Para o ministro, diante de todo o barulho que vem sendo feito por Bolsonaro e por aliados, inclusive com o apoio das Forças Armadas, no sentido de desacreditar as urnas eletrônicas, é fundamental "colocar um pouco de ordem nessa confusão e voltar para os aspectos que são importantes". E enfatizou: "O menor problema que temos agora é a urna eletrônica. Nós precisamos voltar a nossa atenção para questões reais, como a pobreza que acometeu as pessoas, agravada pela pandemia, a busca pelo crescimento econômico e pelo emprego. É nisso que temos que prestar atenção".
Risco de golpe
Sobre a possibilidade de o presidente Jair Bolsonaro dar um golpe caso seja derrotado nas urnas em outubro próximo, Mendes disse que preferia não especular. "Não acredito que haja clima para isso no Brasil, uma democracia grande, uma das maiores do mundo, consolidada. Pode ter técnica nesse modo de ver o mundo, de manter os grupamentos unidos, que querem acreditar em teorias conspiratórias. Mas nós sabemos que todos eles, as pessoas que estão aí, vieram desse processo pelas urnas eletrônicas", destacou, admitindo, contudo, que o momento é difícil.
Outro ponto a ser ressaltado, disse o decano do STF, é a participação das Forças Armadas no processo eleitoral, que deve se restringir a temas como as questões logísticas. Recentemente, o ministro da Defesa, general Paulo Sérgio de Oliveira, esteve no Congresso e defendeu o voto impresso e uma apuração paralela à feita pelo TSE. "As Forças Armadas sempre participaram desse processo, inclusive da votação eletrônica. Se olharmos na origem daqueles que são chamados de ninjas, que implantaram a urna eletrônica, vamos encontrar técnicos do IME (Instituto Militar de Engenharia) e do ITA (Instituto Tecnológico de Aeronáutica).
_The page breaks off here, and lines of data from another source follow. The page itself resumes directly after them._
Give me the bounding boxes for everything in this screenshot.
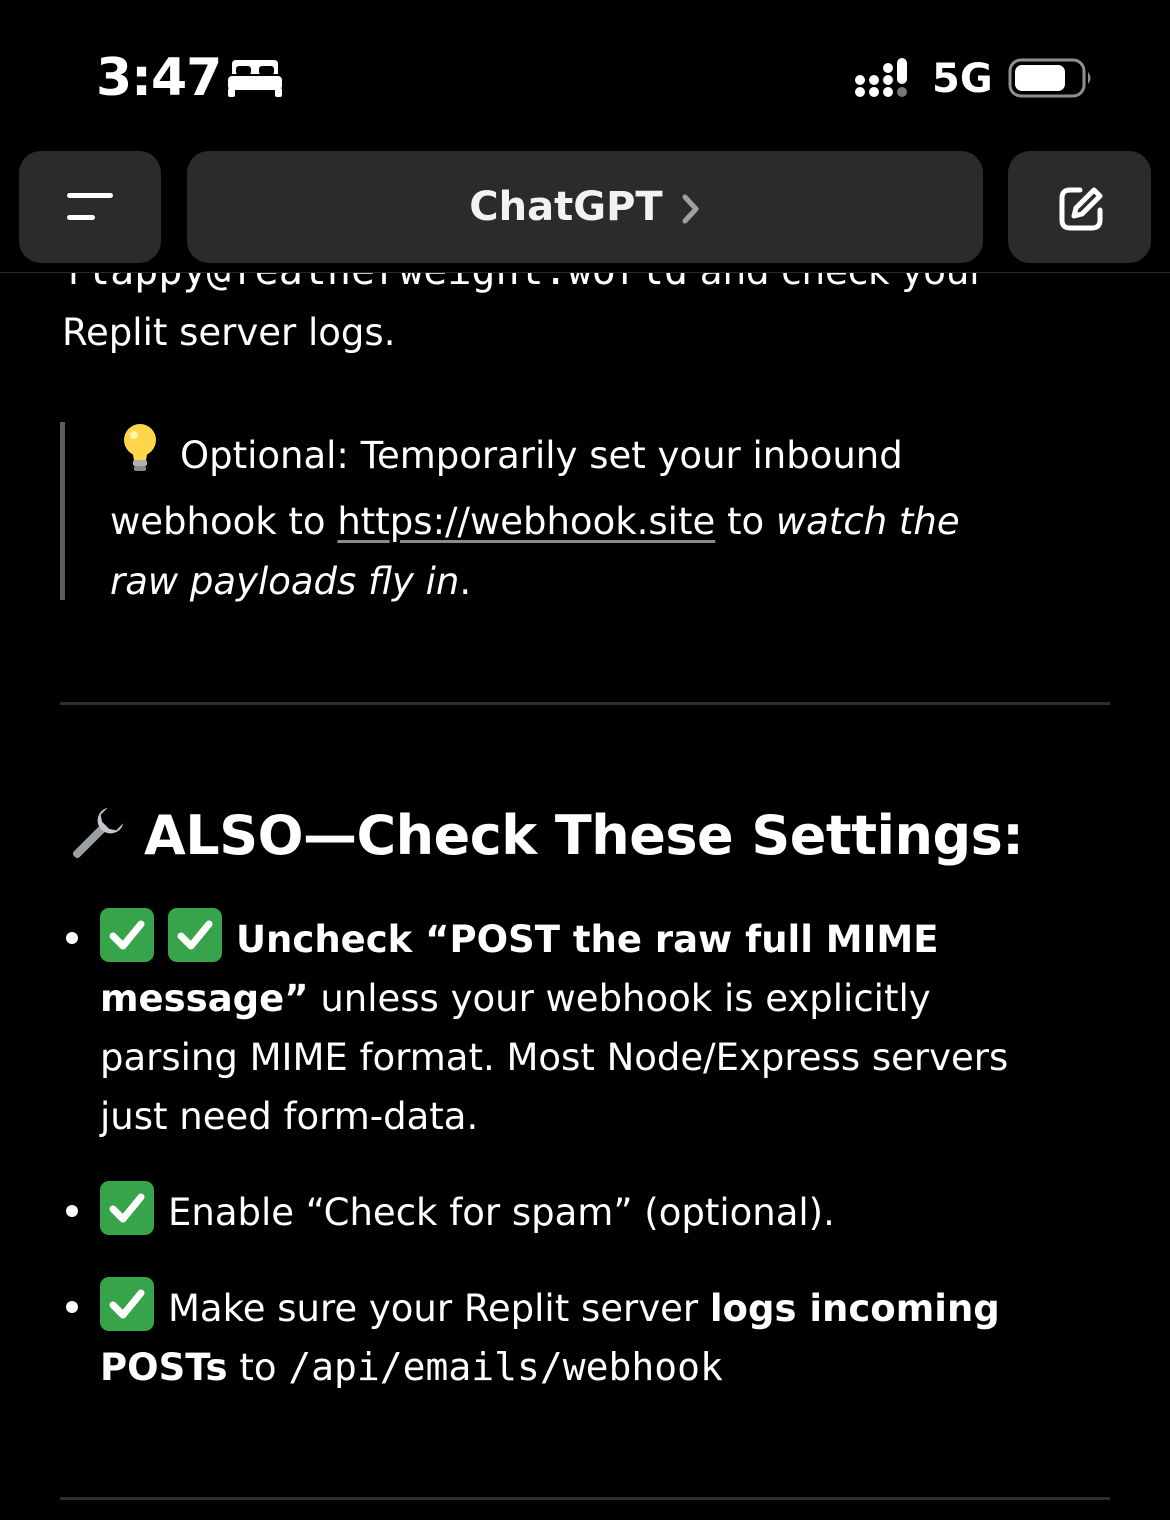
- message-line-logs: Replit server logs.: [62, 311, 396, 354]
- signal-icon: [855, 58, 907, 97]
- item-1-text-b: unless your webhook is explicitly: [308, 977, 931, 1020]
- quote-italic-2: raw payloads fly in: [110, 560, 460, 603]
- item-1-text-c: parsing MIME format. Most Node/Express s…: [100, 1036, 1009, 1079]
- quote-line-2-text: webhook to: [110, 500, 338, 543]
- list-bullet: [66, 932, 78, 944]
- chevron-right-icon: [682, 194, 699, 224]
- battery-icon: [1008, 58, 1091, 98]
- check-mark-icon: [100, 1181, 154, 1235]
- check-mark-icon: [168, 908, 222, 962]
- status-bar: 3:47 5G: [0, 0, 1170, 140]
- lightbulb-icon: [118, 422, 168, 492]
- menu-icon: [67, 193, 113, 220]
- sidebar-menu-button[interactable]: [19, 151, 161, 263]
- webhook-site-link[interactable]: https://webhook.site: [337, 500, 715, 543]
- item-1-bold-a: Uncheck “POST the raw full MIME: [236, 918, 939, 961]
- check-mark-icon: [100, 908, 154, 962]
- wrench-icon: [72, 807, 124, 859]
- check-mark-icon: [100, 1277, 154, 1331]
- blockquote-text: Optional: Temporarily set your inbound w…: [110, 422, 1080, 612]
- item-3-bold-b: POSTs: [100, 1346, 228, 1389]
- list-bullet: [66, 1301, 78, 1313]
- item-3-text-a: Make sure your Replit server: [168, 1287, 710, 1330]
- item-3-bold-a: logs incoming: [709, 1287, 1000, 1330]
- bed-icon: [228, 60, 282, 97]
- compose-icon: [1059, 187, 1103, 231]
- divider: [60, 702, 1110, 705]
- quote-end: .: [459, 560, 472, 603]
- app-title: ChatGPT: [469, 184, 663, 230]
- quote-line-1: Optional: Temporarily set your inbound: [180, 434, 903, 477]
- nav-bar: ChatGPT: [0, 140, 1170, 273]
- blockquote: Optional: Temporarily set your inbound w…: [60, 422, 1080, 603]
- divider: [60, 1497, 1110, 1500]
- section-heading: ALSO—Check These Settings:: [62, 800, 1024, 872]
- item-1-bold-b: message”: [100, 977, 309, 1020]
- list-item: Uncheck “POST the raw full MIME message”…: [100, 908, 1110, 1146]
- section-heading-text: ALSO—Check These Settings:: [144, 804, 1024, 867]
- item-2-text: Enable “Check for spam” (optional).: [168, 1191, 835, 1234]
- list-item: Enable “Check for spam” (optional).: [100, 1181, 1110, 1242]
- quote-mid: to: [715, 500, 776, 543]
- item-3-text-b: to: [227, 1346, 289, 1389]
- list-bullet: [66, 1205, 78, 1217]
- new-chat-button[interactable]: [1008, 151, 1151, 263]
- item-1-text-d: just need form-data.: [100, 1095, 479, 1138]
- quote-italic-1: watch the: [775, 500, 960, 543]
- network-type: 5G: [932, 56, 993, 102]
- inline-code: /api/emails/webhook: [288, 1345, 723, 1389]
- list-item: Make sure your Replit server logs incomi…: [100, 1277, 1110, 1397]
- model-title-button[interactable]: ChatGPT: [187, 151, 983, 263]
- status-time: 3:47: [96, 48, 222, 108]
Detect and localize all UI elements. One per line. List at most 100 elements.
Então, eles sempre participaram da logística das eleições, de modo que, a rigor, parece que devem continuar cooperando nesse sentido", afirmou.
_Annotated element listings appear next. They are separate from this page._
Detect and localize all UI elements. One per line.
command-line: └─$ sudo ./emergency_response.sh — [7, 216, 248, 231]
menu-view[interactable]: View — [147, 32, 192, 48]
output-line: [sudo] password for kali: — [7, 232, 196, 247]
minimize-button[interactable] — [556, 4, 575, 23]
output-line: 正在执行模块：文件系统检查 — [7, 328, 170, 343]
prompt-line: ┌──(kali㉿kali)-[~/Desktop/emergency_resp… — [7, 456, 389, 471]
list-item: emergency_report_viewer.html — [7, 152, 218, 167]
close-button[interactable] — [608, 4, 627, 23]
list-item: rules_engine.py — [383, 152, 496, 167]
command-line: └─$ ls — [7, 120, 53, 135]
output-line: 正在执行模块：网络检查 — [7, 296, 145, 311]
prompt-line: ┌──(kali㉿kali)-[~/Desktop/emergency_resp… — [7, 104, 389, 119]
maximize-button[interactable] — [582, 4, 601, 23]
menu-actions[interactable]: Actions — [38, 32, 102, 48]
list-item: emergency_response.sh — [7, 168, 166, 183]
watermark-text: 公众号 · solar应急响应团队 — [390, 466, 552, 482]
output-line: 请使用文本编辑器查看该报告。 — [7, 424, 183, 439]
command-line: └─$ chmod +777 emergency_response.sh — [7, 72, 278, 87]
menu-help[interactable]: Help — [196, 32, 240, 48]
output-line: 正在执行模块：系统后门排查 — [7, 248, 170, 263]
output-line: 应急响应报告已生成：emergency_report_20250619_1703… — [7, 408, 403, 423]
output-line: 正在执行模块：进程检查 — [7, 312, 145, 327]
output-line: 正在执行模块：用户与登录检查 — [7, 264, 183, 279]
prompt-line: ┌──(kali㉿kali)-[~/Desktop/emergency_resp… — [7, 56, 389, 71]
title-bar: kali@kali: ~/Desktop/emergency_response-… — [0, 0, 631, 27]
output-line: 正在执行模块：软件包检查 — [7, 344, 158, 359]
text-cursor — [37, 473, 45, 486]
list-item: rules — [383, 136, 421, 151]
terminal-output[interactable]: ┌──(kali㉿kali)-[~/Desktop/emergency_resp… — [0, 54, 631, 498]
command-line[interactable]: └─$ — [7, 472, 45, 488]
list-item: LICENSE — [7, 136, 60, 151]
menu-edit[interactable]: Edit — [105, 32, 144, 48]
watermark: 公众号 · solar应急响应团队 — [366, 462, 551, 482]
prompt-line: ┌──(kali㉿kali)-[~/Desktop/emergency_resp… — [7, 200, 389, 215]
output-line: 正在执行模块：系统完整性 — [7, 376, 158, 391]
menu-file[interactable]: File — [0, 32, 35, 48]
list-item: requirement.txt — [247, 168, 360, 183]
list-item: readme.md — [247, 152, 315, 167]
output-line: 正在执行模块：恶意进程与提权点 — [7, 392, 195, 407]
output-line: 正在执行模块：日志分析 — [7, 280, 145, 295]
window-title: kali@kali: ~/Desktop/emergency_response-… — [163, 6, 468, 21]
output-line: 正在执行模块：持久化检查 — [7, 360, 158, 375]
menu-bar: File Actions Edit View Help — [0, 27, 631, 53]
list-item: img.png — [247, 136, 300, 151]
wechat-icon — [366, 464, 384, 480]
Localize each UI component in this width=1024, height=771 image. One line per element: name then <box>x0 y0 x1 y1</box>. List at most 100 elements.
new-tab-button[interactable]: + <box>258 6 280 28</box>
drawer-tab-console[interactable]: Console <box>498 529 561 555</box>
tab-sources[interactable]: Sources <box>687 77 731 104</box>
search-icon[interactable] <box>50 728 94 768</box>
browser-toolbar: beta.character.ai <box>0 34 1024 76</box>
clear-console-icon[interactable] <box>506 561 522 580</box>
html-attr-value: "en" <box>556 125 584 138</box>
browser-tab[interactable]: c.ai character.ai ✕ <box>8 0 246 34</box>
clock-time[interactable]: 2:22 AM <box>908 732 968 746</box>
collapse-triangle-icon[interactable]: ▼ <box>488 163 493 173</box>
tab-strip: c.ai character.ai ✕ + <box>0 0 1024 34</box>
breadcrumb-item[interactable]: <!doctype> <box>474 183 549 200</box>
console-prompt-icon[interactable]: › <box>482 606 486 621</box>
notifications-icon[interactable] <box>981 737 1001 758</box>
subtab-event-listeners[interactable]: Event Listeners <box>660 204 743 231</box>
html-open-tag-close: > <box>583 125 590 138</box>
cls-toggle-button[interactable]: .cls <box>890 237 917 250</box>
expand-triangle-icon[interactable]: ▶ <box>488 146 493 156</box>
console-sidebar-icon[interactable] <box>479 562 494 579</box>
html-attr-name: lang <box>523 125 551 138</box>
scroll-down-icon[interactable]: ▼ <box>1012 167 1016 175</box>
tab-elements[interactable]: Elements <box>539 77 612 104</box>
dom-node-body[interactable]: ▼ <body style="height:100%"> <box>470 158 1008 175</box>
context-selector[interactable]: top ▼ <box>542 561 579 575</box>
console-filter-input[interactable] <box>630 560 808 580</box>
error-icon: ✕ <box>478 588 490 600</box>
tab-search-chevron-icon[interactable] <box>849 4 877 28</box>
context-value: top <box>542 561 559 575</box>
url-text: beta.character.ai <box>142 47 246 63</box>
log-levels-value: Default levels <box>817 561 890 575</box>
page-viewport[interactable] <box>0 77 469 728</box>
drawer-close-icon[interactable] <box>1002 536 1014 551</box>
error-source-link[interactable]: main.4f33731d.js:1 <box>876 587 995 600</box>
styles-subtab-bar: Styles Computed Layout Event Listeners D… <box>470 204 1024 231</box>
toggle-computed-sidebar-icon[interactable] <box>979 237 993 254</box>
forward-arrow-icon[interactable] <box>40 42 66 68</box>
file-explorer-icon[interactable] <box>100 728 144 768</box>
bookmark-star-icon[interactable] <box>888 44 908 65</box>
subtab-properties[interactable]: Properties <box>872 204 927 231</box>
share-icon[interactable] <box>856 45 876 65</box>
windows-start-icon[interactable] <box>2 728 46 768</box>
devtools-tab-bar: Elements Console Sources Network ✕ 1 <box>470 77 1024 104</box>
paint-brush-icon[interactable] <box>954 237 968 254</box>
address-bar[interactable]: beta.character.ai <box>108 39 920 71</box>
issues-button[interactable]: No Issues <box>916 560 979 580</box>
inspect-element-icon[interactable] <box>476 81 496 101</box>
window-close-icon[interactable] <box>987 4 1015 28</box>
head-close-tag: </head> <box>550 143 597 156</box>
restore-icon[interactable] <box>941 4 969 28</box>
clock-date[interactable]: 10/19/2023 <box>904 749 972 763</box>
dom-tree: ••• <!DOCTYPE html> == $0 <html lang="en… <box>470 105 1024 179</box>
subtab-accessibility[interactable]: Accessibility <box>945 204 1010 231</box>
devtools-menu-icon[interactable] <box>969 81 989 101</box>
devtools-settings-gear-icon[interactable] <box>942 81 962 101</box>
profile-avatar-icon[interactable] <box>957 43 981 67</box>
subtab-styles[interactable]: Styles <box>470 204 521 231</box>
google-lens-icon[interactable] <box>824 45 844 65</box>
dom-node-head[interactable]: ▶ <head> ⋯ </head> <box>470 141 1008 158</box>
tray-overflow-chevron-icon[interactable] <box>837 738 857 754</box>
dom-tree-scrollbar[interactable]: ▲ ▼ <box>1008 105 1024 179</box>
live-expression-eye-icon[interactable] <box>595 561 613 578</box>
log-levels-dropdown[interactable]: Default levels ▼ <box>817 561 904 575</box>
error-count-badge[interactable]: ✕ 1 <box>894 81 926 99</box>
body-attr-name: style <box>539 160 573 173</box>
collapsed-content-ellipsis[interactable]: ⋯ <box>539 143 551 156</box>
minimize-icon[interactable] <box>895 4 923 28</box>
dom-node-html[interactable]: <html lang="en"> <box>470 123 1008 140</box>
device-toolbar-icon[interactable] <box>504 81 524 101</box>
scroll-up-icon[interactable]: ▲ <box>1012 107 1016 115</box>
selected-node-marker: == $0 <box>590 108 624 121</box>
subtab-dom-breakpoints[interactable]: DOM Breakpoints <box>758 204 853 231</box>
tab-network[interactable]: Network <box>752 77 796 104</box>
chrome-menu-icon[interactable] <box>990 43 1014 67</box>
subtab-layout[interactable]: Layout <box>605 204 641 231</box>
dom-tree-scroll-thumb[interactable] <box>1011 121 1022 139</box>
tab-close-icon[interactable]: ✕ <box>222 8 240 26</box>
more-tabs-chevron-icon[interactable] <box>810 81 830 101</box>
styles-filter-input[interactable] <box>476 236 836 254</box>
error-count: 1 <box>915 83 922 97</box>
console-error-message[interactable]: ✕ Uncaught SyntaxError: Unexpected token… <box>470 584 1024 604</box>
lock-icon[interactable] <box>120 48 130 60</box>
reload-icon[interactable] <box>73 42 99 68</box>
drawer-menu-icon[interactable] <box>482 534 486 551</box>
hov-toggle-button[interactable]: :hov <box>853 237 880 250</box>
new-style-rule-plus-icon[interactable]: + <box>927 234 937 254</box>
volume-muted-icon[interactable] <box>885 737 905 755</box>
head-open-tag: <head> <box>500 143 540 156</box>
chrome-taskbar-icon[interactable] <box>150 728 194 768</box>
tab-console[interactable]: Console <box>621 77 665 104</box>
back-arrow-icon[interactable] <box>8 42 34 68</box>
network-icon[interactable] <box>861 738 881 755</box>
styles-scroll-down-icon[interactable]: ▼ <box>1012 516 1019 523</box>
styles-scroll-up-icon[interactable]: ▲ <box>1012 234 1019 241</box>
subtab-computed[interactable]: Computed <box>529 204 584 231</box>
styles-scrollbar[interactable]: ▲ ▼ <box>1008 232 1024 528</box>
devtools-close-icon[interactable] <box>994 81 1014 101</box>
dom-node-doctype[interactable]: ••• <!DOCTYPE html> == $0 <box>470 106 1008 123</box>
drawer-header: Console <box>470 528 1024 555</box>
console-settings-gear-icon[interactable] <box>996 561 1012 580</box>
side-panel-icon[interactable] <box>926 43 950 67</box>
Na opinião de Mendes, debater o aprimoramento do sistema eleitoral está contemplado no regime democrático, mas isso não passa, em nenhum momento, por desacreditar o meio eletrônico de votação. "O aprimoramento do sistema sempre foi um objetivo da Justiça Eleitoral. Não se tinha a biometria e veio a biometria, o teste de integridade, o teste aleatório das urnas no dia das eleições. Tudo isso foi sendo aprimorado e ampliado. Ninguém deve repudiar o aprimoramento do sistema. E o TSE sempre trabalhou nesse sentido. Há um ritual quanto a isso. E me parece que esse trabalho tem que continuar", concluiu.